Trocaram um aperto de mãos e Foster sentou-se à frente daquele que era considerado uma lenda viva da indústria informática britânica; aliás, precisamente por isso recebera o título de “Sir” em 1983. De certo modo, Foster sentia-se intimidado, menos pela aparência tranquila de professor universitário do homem do outro lado da mesa, do que por aquilo que viera lhe propor. Agora que estava ali, subitamente estava menos seguro do que pretendia fazer.

– Eu já vi esse olhar antes – comentou Sinclair com um meio sorriso no rosto barbado, para quebrar o silêncio que se formara.

– Pareço um aluno que veio pedir ajuda ao professor para passar no exame final, imagino – ponderou Foster, retribuindo com um sorriso amargo. Mas a situação ali, ambos bem o sabiam, era exatamente a oposta. E abrindo o cardápio à sua frente:

– O que vai querer?

– Já que é por sua conta… chá Earl Grey e scones.

O sorriso no rosto de Sinclair havia se ampliado. Foster começou a sentir que sua ideia daria certo, enfim. Chamou um garçom e fez o pedido.
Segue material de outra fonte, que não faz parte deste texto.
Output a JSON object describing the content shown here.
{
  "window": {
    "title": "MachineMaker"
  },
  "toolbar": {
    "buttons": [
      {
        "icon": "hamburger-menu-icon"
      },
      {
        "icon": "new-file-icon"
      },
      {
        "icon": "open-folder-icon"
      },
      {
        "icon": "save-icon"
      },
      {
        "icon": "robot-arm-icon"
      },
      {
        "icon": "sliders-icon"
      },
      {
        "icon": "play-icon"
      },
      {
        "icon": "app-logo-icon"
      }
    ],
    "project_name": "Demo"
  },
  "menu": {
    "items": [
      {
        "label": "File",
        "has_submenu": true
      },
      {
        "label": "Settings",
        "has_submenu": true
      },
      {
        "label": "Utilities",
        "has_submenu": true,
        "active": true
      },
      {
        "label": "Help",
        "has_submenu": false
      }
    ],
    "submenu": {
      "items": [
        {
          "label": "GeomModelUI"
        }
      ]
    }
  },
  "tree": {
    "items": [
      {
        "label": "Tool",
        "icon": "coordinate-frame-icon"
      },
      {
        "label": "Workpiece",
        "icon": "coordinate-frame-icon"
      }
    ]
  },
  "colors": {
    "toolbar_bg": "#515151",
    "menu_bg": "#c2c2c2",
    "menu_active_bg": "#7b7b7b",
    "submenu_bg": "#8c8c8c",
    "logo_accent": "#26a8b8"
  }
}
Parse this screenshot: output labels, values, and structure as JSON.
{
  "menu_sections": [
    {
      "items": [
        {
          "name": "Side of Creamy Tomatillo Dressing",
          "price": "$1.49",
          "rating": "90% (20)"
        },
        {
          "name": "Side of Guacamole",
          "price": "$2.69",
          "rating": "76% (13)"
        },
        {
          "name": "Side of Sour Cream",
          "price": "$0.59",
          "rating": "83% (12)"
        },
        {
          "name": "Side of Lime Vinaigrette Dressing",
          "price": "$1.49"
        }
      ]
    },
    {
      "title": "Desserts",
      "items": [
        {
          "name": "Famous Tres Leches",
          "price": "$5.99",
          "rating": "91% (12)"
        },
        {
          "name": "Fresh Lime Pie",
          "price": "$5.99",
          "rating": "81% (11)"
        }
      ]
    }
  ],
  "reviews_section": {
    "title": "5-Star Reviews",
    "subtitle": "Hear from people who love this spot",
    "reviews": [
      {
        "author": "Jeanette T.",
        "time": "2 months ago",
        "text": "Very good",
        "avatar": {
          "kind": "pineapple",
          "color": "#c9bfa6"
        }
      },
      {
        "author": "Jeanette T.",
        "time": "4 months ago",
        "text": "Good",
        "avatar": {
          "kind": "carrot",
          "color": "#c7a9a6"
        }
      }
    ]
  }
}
– Agora, aos negócios – disse para Sinclair.

– Sim, vamos a eles – acedeu Sinclair com ar grave. – Primeiramente, devo dizer que achei… interessante… ter renomeado a sua empresa como Apricot Computers. Imagino que isso deve ter algo a ver com a Apple Computer dos EUA.
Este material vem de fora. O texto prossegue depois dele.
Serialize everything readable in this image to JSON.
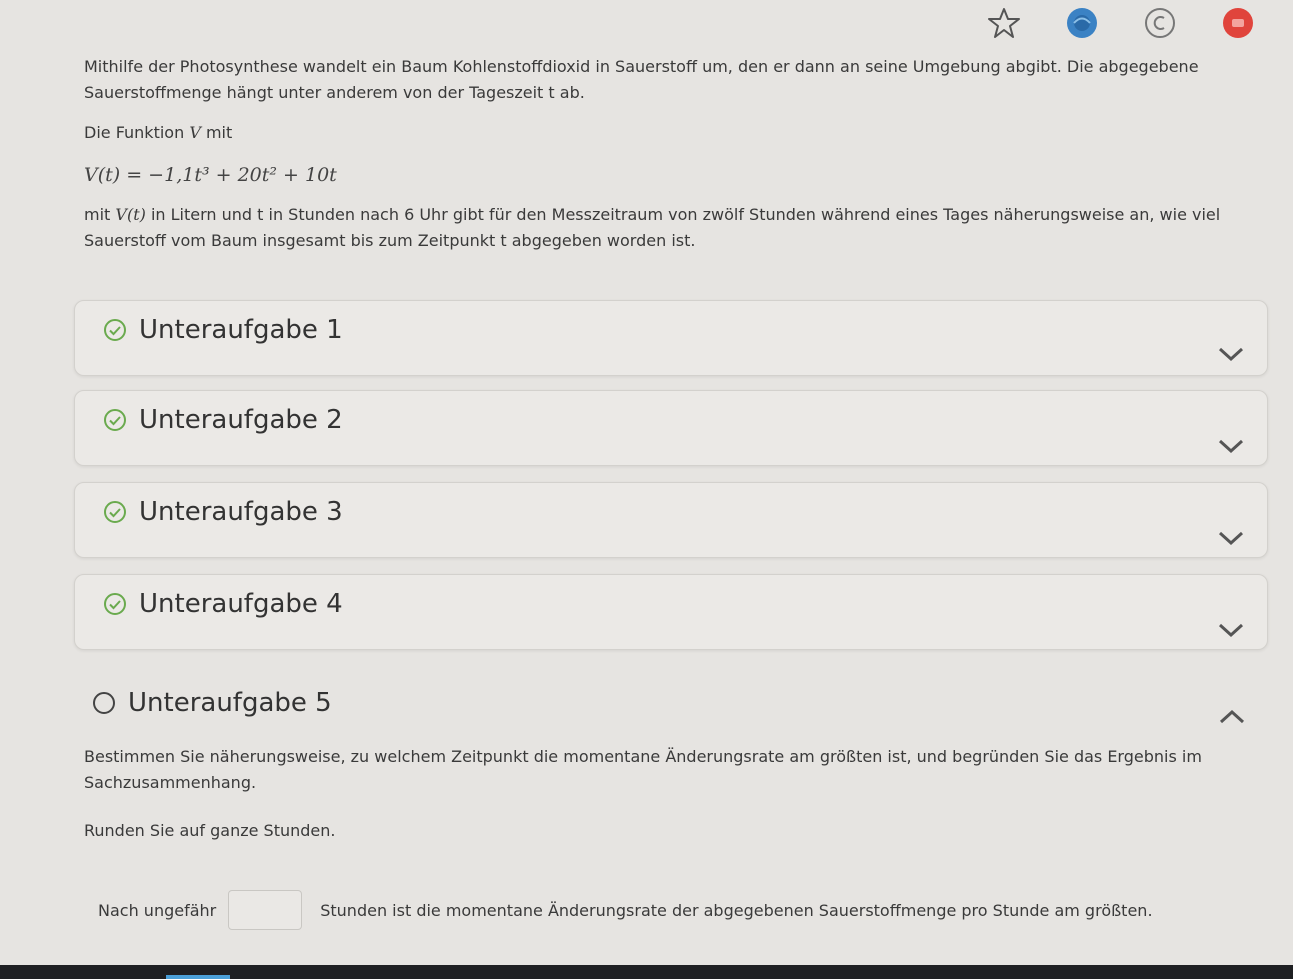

– De fato… brigar com a IBM, aqui ou no mercado internacional, seria uma perda de tempo – anuiu Foster. – A ACT… quero dizer, a Apricot, pretende conquistar uma fatia do mercado corporativo norte-americano competindo contra a Apple, que está mais presente nos mercados educativo e doméstico.

– A Apple lançou um produto muito interessante ano passado, o Macintosh. Pareceu-me realmente algo revolucionário.

– De fato, mas não pretendemos entrar neste segmento… ainda – disse Foster em tom de desculpas. – Também lançamos um microcomputador em 1984, o Apricot F1… nem de longe tão impressionante quanto a máquina da Apple, mas o nosso principal mercado é mesmo o corporativo. Todavia…

Sinclair o ouvia com atenção, aguardando pela hora do bote. A hora havia chegado.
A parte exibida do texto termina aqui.